McDermott, former assistant governor at the RBNZ until 2019, noted banks will look for alternative sources of funding as the facility rolls off, either encouraging deposits or issuing debt in offshore wholesale markets. “Either path will see the cost of funds for banks increasing,” he explained. “Even if the facility accounted for 5-10% of new lending back in 2020, that's enough to make a big difference for interest-rate pricing.”

He added banks will attempt to preserve net-interest margins and pass costs onto customers, which will pressure lending rates. “The first thing the RBNZ will watch is inflation heading towards the [1-3%] target by the end of the year, and if the cost of funds for the banks is increasing, maybe [the Reserve] might have to relieve that pressure.”

RBNZ Chief Economist Paul Conway told MNI this week the Reserve would likely hold the OCR at its current 5.5% peak until at least mid-2024, barring unforeseen challenges (See MNI INTERVIEW: Rates At Peak, No Cuts Soon-RBNZ's Conway). But Conway’s position runs counter to the market, which has priced in a February cut.
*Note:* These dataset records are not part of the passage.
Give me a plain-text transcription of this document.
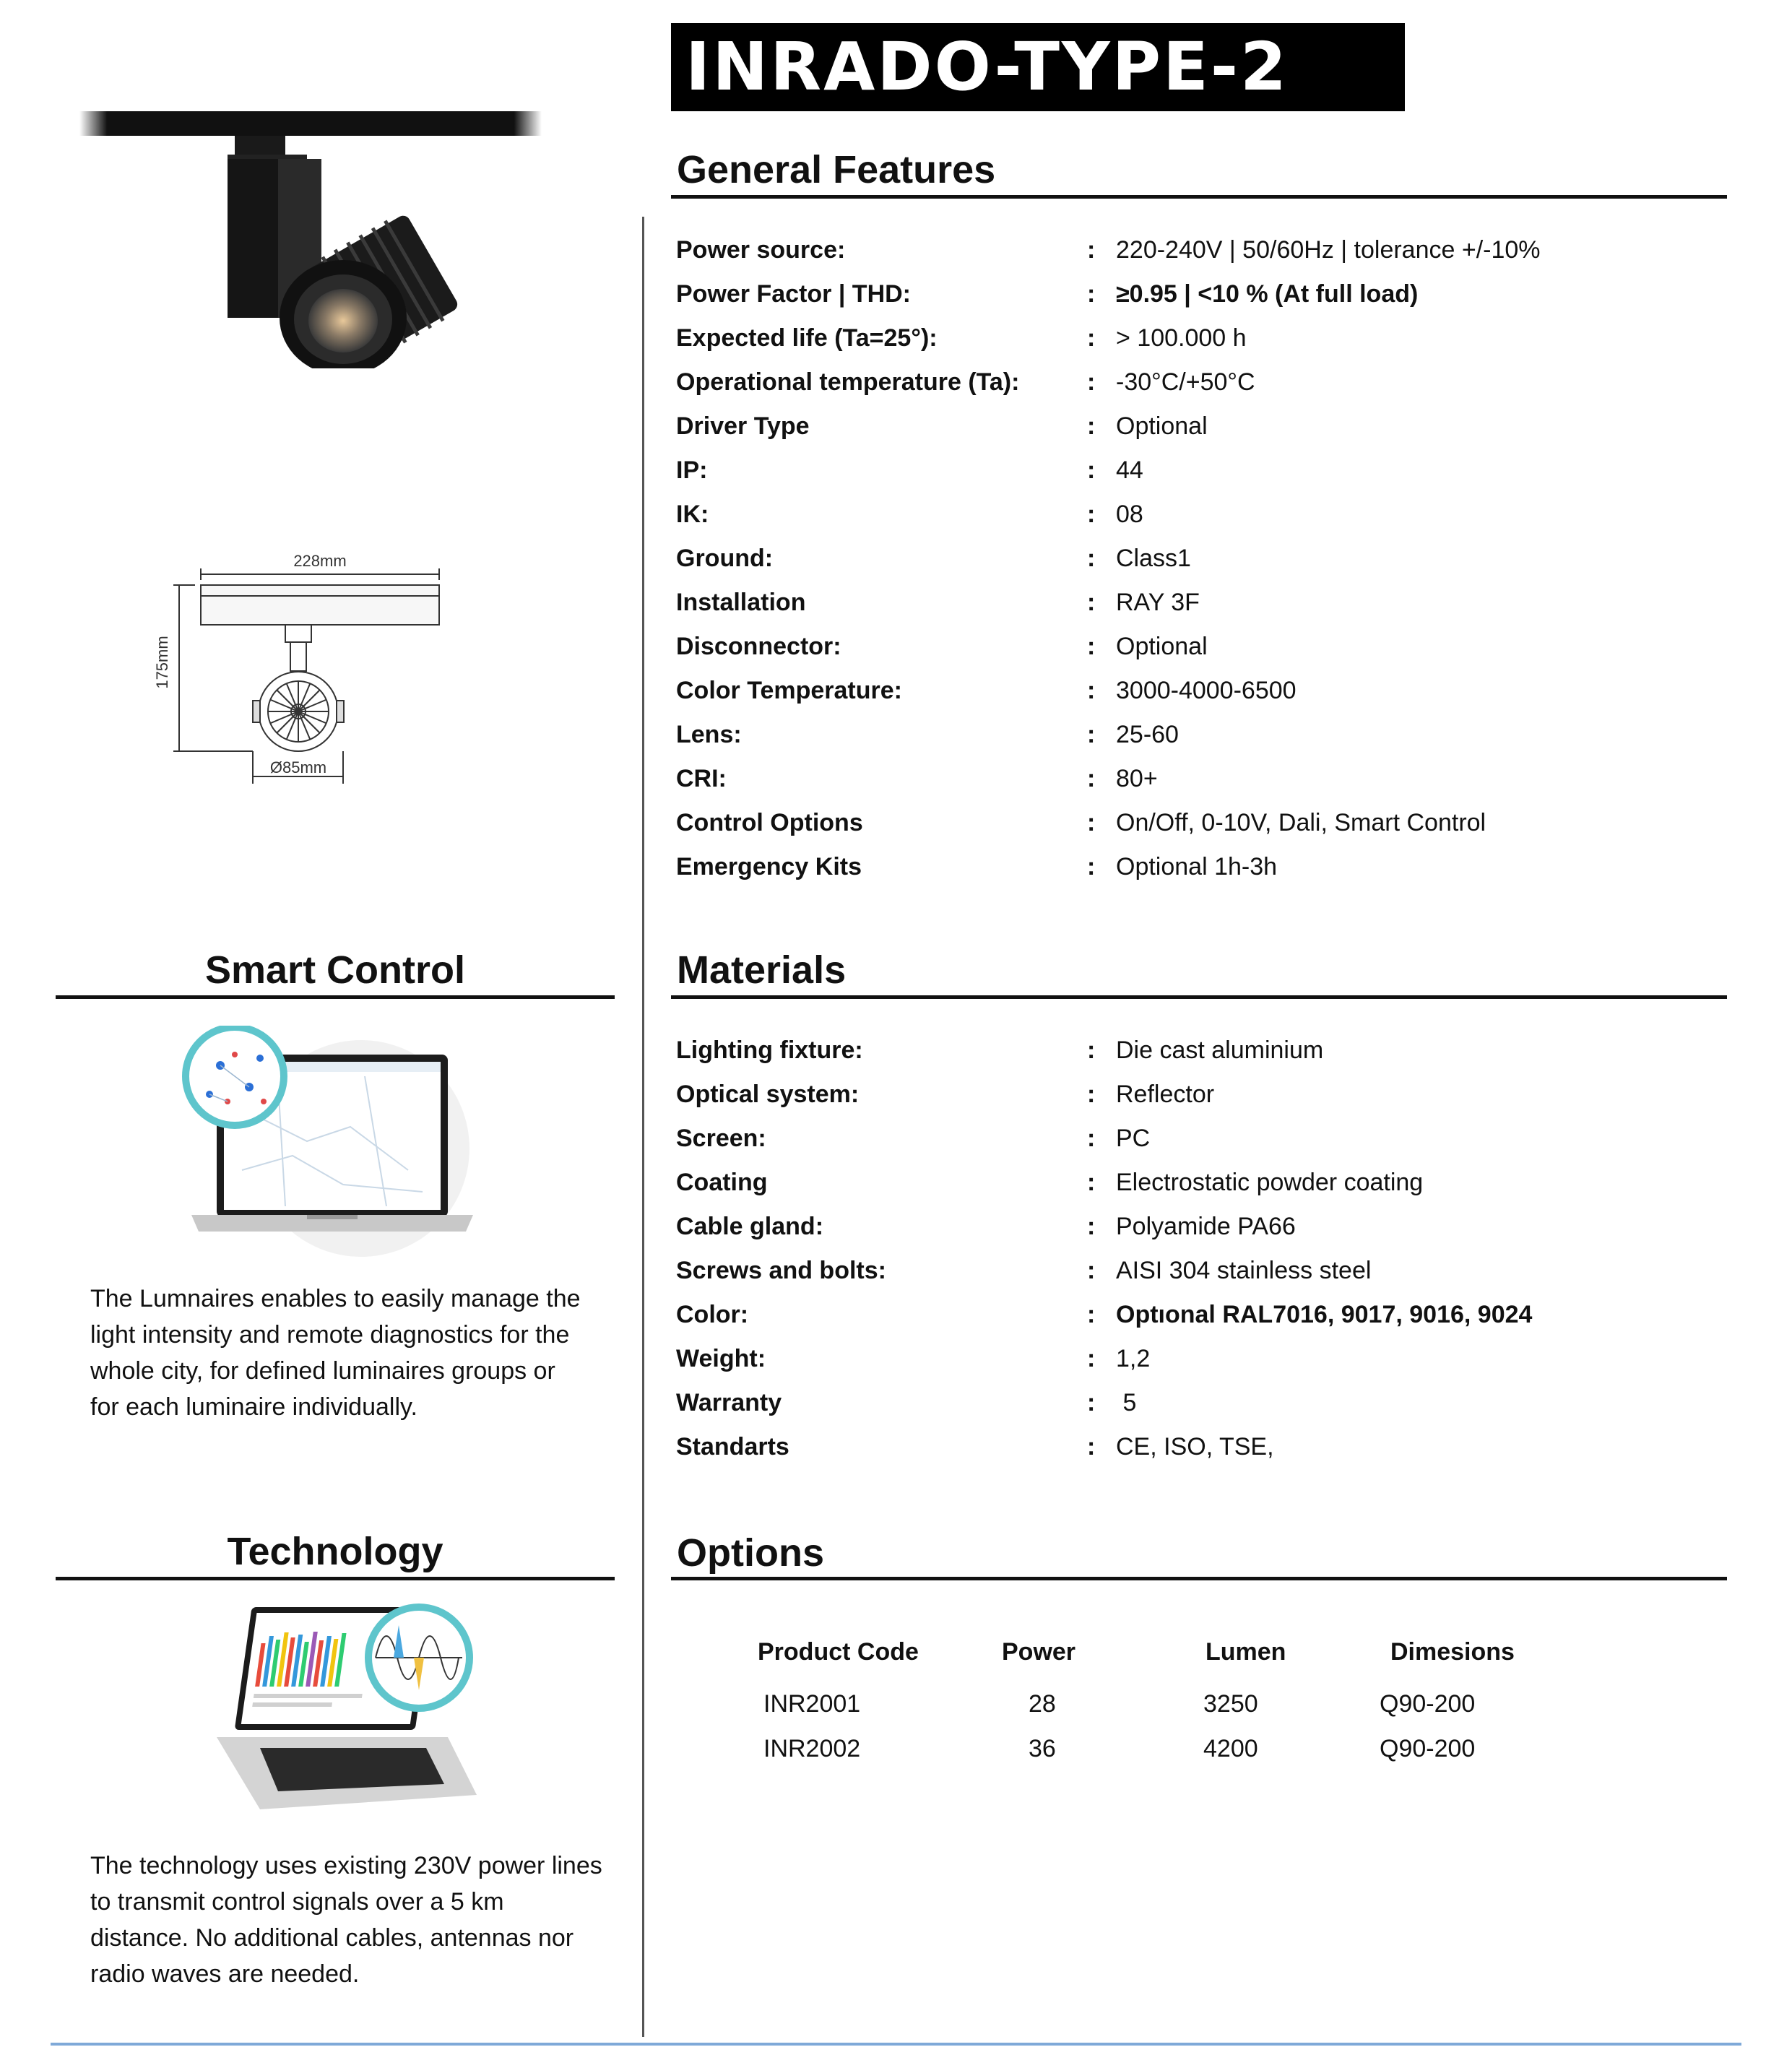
INRADO-TYPE-2
228mm
175mm
Ø85mm
General Features
Power source:	: 220-240V | 50/60Hz | tolerance +/-10%
Power Factor | THD:	: ≥0.95 | <10 % (At full load)
Expected life (Ta=25°):	: > 100.000 h
Operational temperature (Ta):	: -30°C/+50°C
Driver Type	: Optional
IP:	: 44
IK:	: 08
Ground:	: Class1
Installation	: RAY 3F
Disconnector:	: Optional
Color Temperature:	: 3000-4000-6500
Lens:	: 25-60
CRI:	: 80+
Control Options	: On/Off, 0-10V, Dali, Smart Control
Emergency Kits	: Optional 1h-3h
Materials
Lighting fixture:	: Die cast aluminium
Optical system:	: Reflector
Screen:	: PC
Coating	: Electrostatic powder coating
Cable gland:	: Polyamide PA66
Screws and bolts:	: AISI 304 stainless steel
Color:	: Optıonal RAL7016, 9017, 9016, 9024
Weight:	: 1,2
Warranty	: 5
Standarts	: CE, ISO, TSE,
Options
Product Code	Power	Lumen	Dimesions
INR2001	28	3250	Q90-200
INR2002	36	4200	Q90-200
Smart Control
The Lumnaires enables to easily manage the
light intensity and remote diagnostics for the
whole city, for defined luminaires groups or
for each luminaire individually.
Technology
The technology uses existing 230V power lines
to transmit control signals over a 5 km
distance. No additional cables, antennas nor
radio waves are needed.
McDermott said the lending programme’s nature had added automatic tightening into the system that would require an offset at some point. “We can worry about net migration, but that's quite uncertain,” he argued. “We then look at future inflationary pressures by the state of the economy and people have different judgements, but there is a lot of fracture points showing up. Those fracture points could emerge just at the time when this Funding for Lending programme adds tightening into the system."


McDermott said the RBNZ could cut rates earlier than it currently forecasts. Pointing to rates higher for longer increased the effectiveness of tight monetary policy, he noted, though the Bank would avoid talk of cuts until inflation had declined significantly.

“[The RBNZ] also needs to regain credibility – it has a plan to fix inflation and it wants to see inflation come down. The Reserve might become uncomfortable if the market started pricing in cuts too early, because the previous actions will have less force and less effect on inflation.”


McDermott warned against watching labour-market moves as a leading indicator, noting the metric would be one of the last to shift due to its tight level. “There's an expectation that we've slowed the labour market which is incredibly tight,” he commented. “But I also think [the RBNZ] acknowledges that's the last thing we'll adjust for.”

The latest Monetary Policy Statement forecasted unemployment to reach 4.9% in 2024 and 5.4% in 2025 before reducing to 5.2% in 2026, a stark change from the 3.4% recorded over the March quarter.

“We're seeing goods prices fall and inflation expectations starting to adjust. The last part of the business cycle to recalibrate is typically the labour market. It’s so incredibly tight that this might take longer than otherwise would be the case. The unemployment rate may not actually get as high as the RBNZ is forecasting.”